Dagegen weiß ich, dass der französische Staat mit seiner Armee eine Invasion durchführen müsste, und zwar eine Invasion in den mittelalterlich dominierten Vorstädten, wo die Islamisten der saudiarabischen Sorte die Herrschaft über die Straße ausüben. Vor dieser Invasion müsste der Staat Ersatz-Wohnmöglichkeiten herstellen, das können durchaus Provisorien sein, in welchen aber ein striktes Verbot wahabitischer Leitkultur herrscht zum einen, wo die Leute anderseits anständig bezahlte Arbeitsstellen angeboten erhalten. Dann werden die Viertel saniert und anschließend hübsch durchmischt neu bezogen. Diesen Programmteil traue ich unglücklicherweise weder Emanuel Macron noch sonst einer politischen Kraft in Frankreich zu. Aber irgendetwas wird auch Macron sich einfallen lassen müssen zu diesem Thema. Vielleicht ist er etwas origineller als ich.

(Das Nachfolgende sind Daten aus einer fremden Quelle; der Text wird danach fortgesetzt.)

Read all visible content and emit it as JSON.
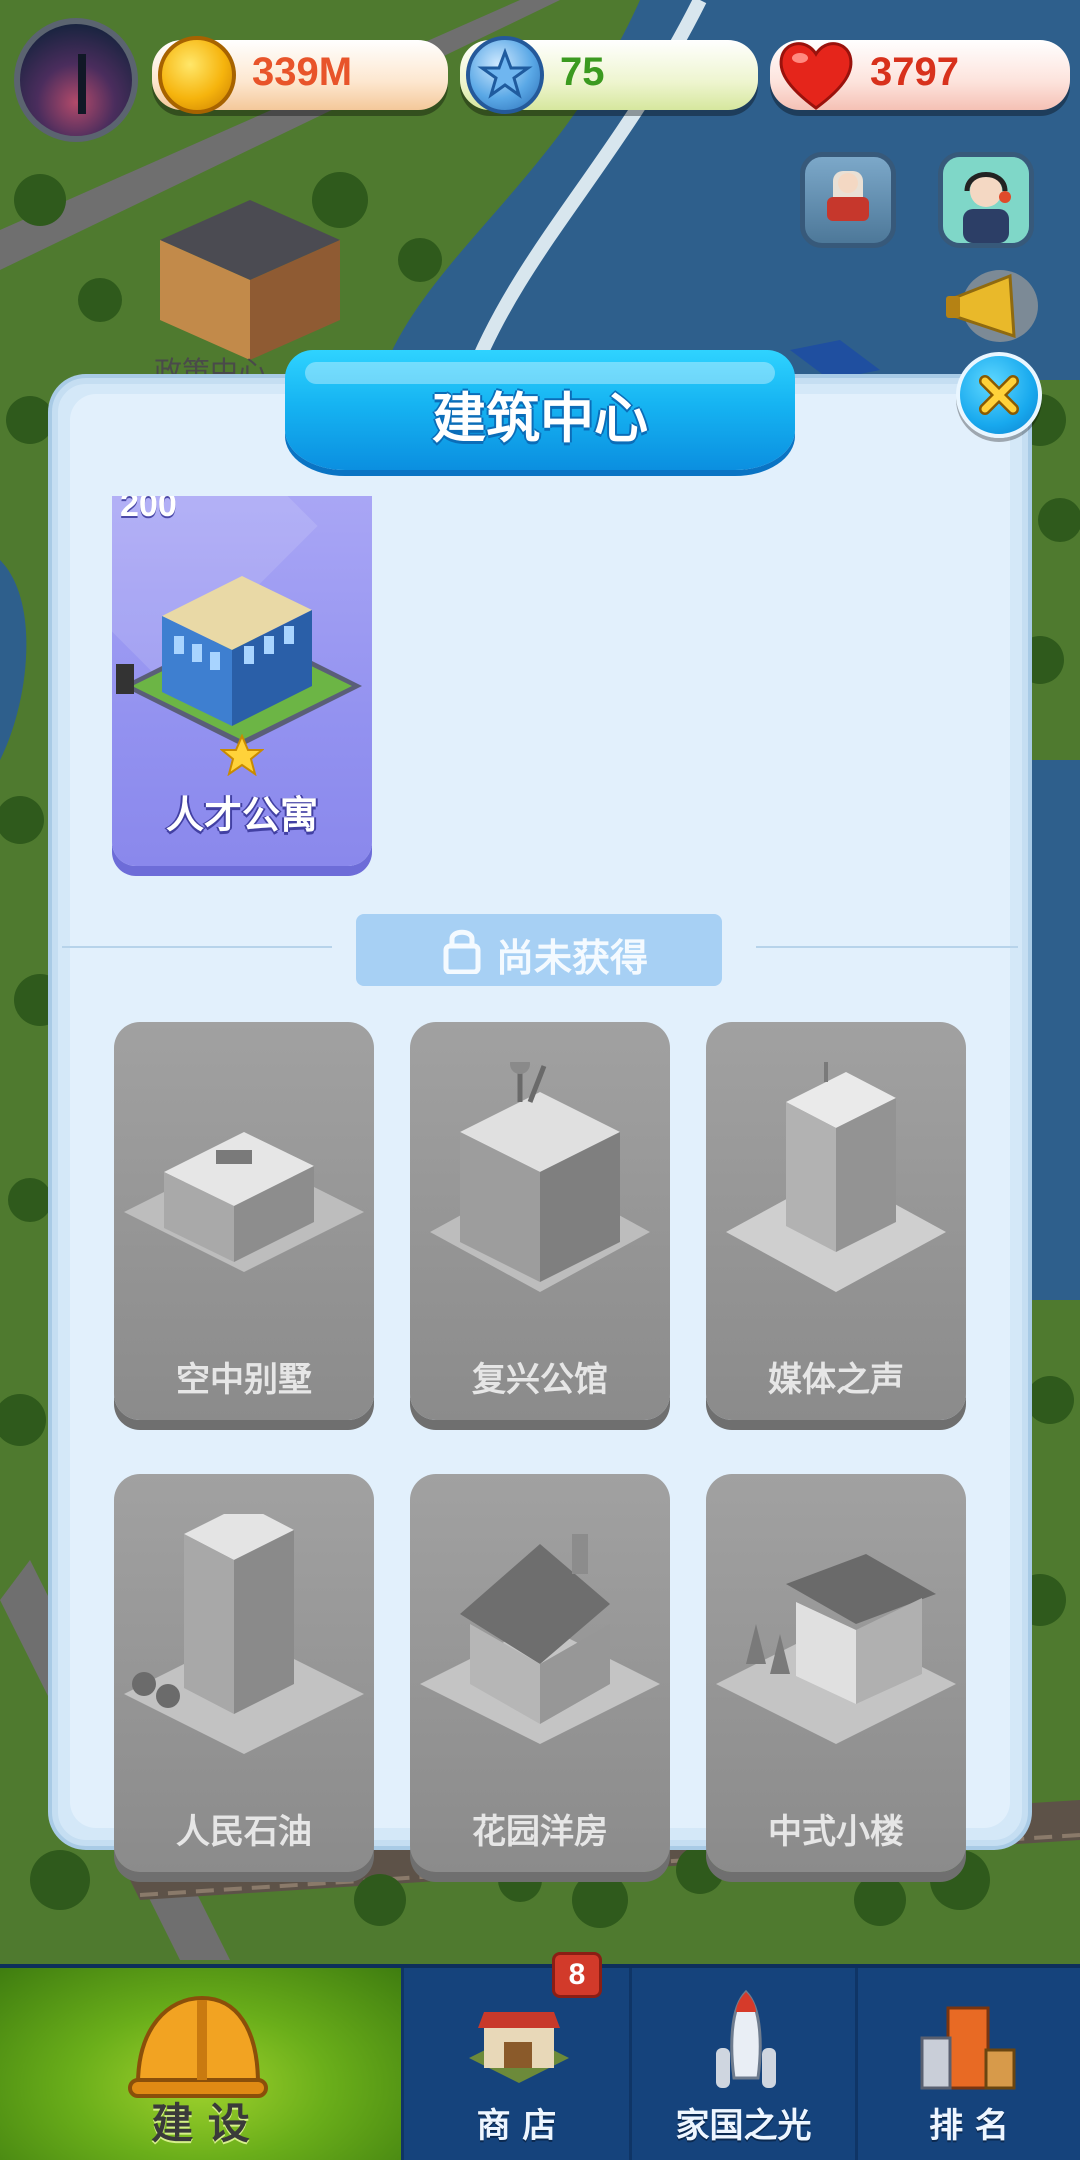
{
  "hud": {
    "coins": "339M",
    "stars": "75",
    "hearts": "3797"
  },
  "background": {
    "building_caption": "政策中心"
  },
  "dialog": {
    "title": "建筑中心",
    "owned": [
      {
        "name": "人才公寓",
        "cost": "200",
        "stars": 1
      }
    ],
    "locked_section_label": "尚未获得",
    "locked": [
      {
        "name": "空中别墅"
      },
      {
        "name": "复兴公馆"
      },
      {
        "name": "媒体之声"
      },
      {
        "name": "人民石油"
      },
      {
        "name": "花园洋房"
      },
      {
        "name": "中式小楼"
      }
    ]
  },
  "nav": {
    "tabs": [
      {
        "label": "建 设",
        "active": true
      },
      {
        "label": "商 店",
        "badge": "8"
      },
      {
        "label": "家国之光"
      },
      {
        "label": "排 名"
      }
    ]
  },
  "colors": {
    "accent_blue": "#16b4f2",
    "coin_text": "#e8542a",
    "star_text": "#3b9a1f",
    "heart_text": "#d8311c",
    "owned_card": "#9392f0",
    "locked_card": "#8b8b8b",
    "nav_bg": "#15437c",
    "nav_active": "#6aae1a"
  }
}
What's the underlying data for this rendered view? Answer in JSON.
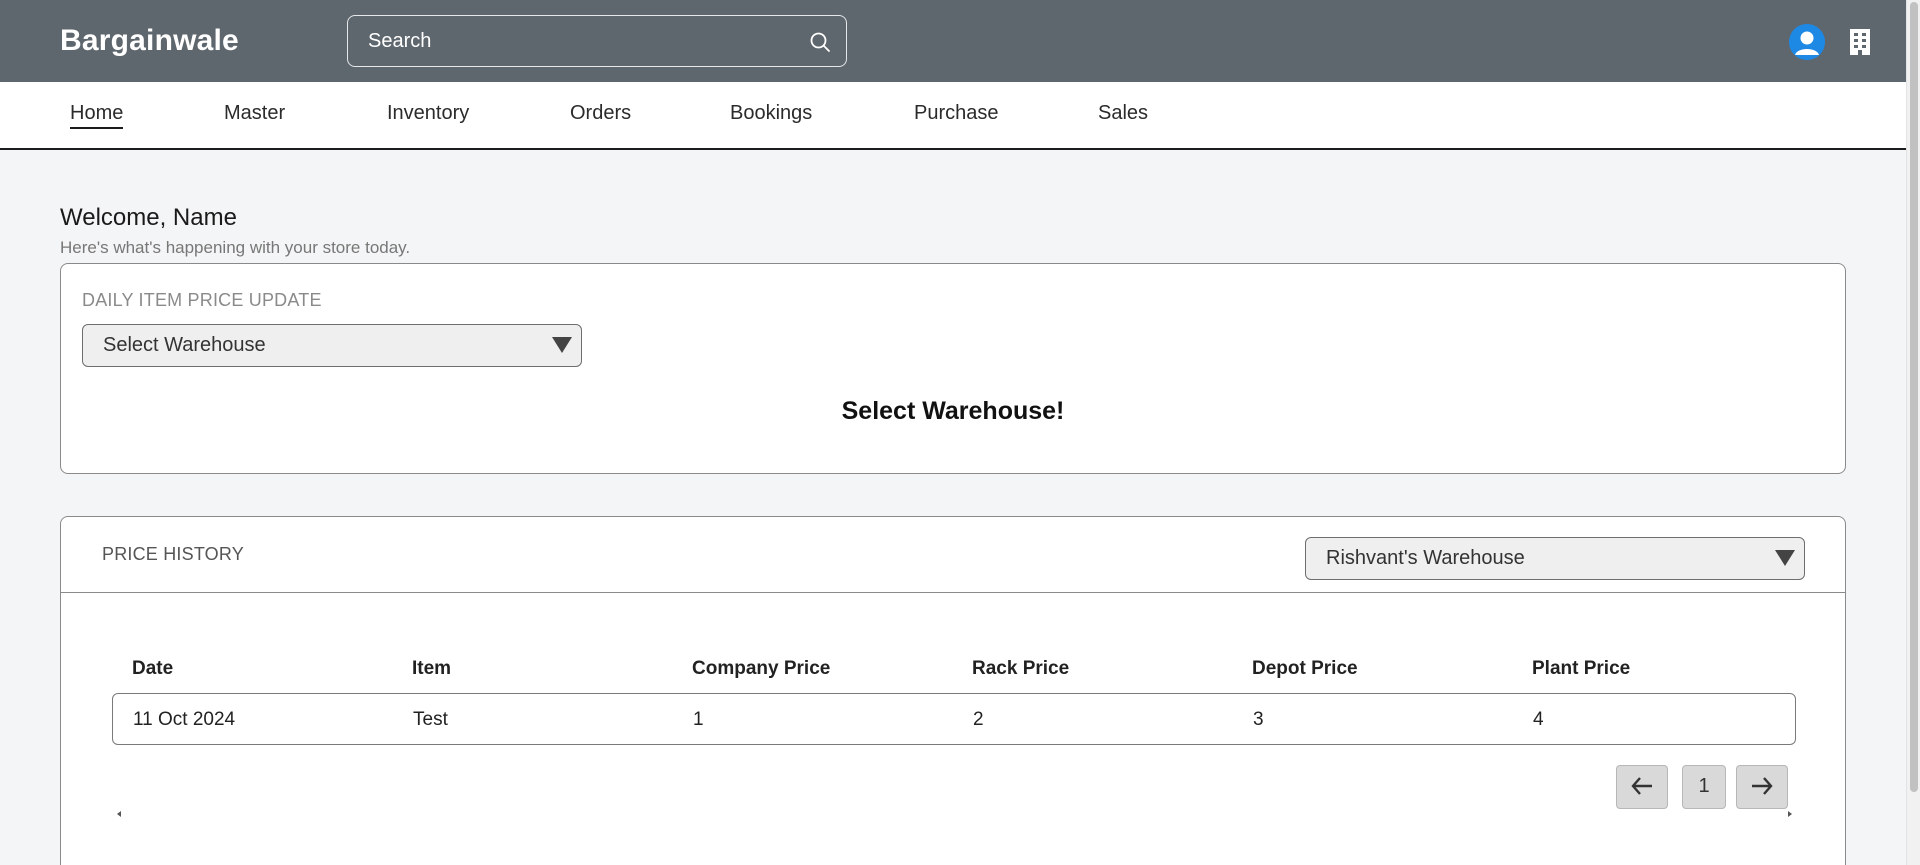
{
  "header": {
    "brand": "Bargainwale",
    "search": {
      "placeholder": "Search"
    }
  },
  "nav": {
    "items": [
      {
        "label": "Home",
        "active": true
      },
      {
        "label": "Master"
      },
      {
        "label": "Inventory"
      },
      {
        "label": "Orders"
      },
      {
        "label": "Bookings"
      },
      {
        "label": "Purchase"
      },
      {
        "label": "Sales"
      }
    ]
  },
  "welcome": {
    "title": "Welcome, Name",
    "subtitle": "Here's what's happening with your store today."
  },
  "daily_update": {
    "heading": "DAILY ITEM PRICE UPDATE",
    "warehouse_select": "Select Warehouse",
    "empty_message": "Select Warehouse!"
  },
  "price_history": {
    "heading": "PRICE HISTORY",
    "warehouse_select": "Rishvant's Warehouse",
    "columns": [
      "Date",
      "Item",
      "Company Price",
      "Rack Price",
      "Depot Price",
      "Plant Price"
    ],
    "rows": [
      [
        "11 Oct 2024",
        "Test",
        "1",
        "2",
        "3",
        "4"
      ]
    ],
    "pagination": {
      "page": "1"
    }
  },
  "colors": {
    "header_bg": "#5f676e",
    "page_bg": "#f4f5f6",
    "avatar": "#1e88e5"
  }
}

Unglücklicherweise hat sich in London letzte Woche gezeigt, weshalb Jeremy Corbin auch ohne Programm so viele Stimmen erhielt. England ist schlicht und einfach noch kein sozial­demo­kra­tisches Land. Die Tories sind ein Hafen vorsintflutlicher Reaktionäre und Dummköpfe, welche sich einen Deut um die einfachen Leute scheren. Anders kann man es sich nicht erklären, dass sich die Verantwortlichen für die Sanierung der Sozialwohnungen im berühmten Hochhaus in Kensington nicht im Traum um die international geltenden Vorschriften für Isolationsmaterialien kümmerten. Es handelt sich meines Wissens um eine baugeschichtliche Premiere: Dass ein Haus von der Außenhaut her nach innen brennt. Vielleicht waren ja auch die Bauvorschriften gelockert worden oder schlicht und einfach nicht auf der Höhe der Zeit oder der verhassten Europäischen Union, was weiß ich. Auf jeden Fall fällt dieser Brand mit seinen Dutzenden oder vielleicht sogar Hunderten von Toten zurück auf die Politik und Mentalität, mit welcher die Tories das Land regieren, seit sie es wieder übernommen haben von den immerhin noch sozialdemokratischen Pudeln Blair und Brown. Hierfür, sagt mein von Zorn recht umnebeltes Herz, hierfür könnte man die Scharia ohne Weiteres einführen.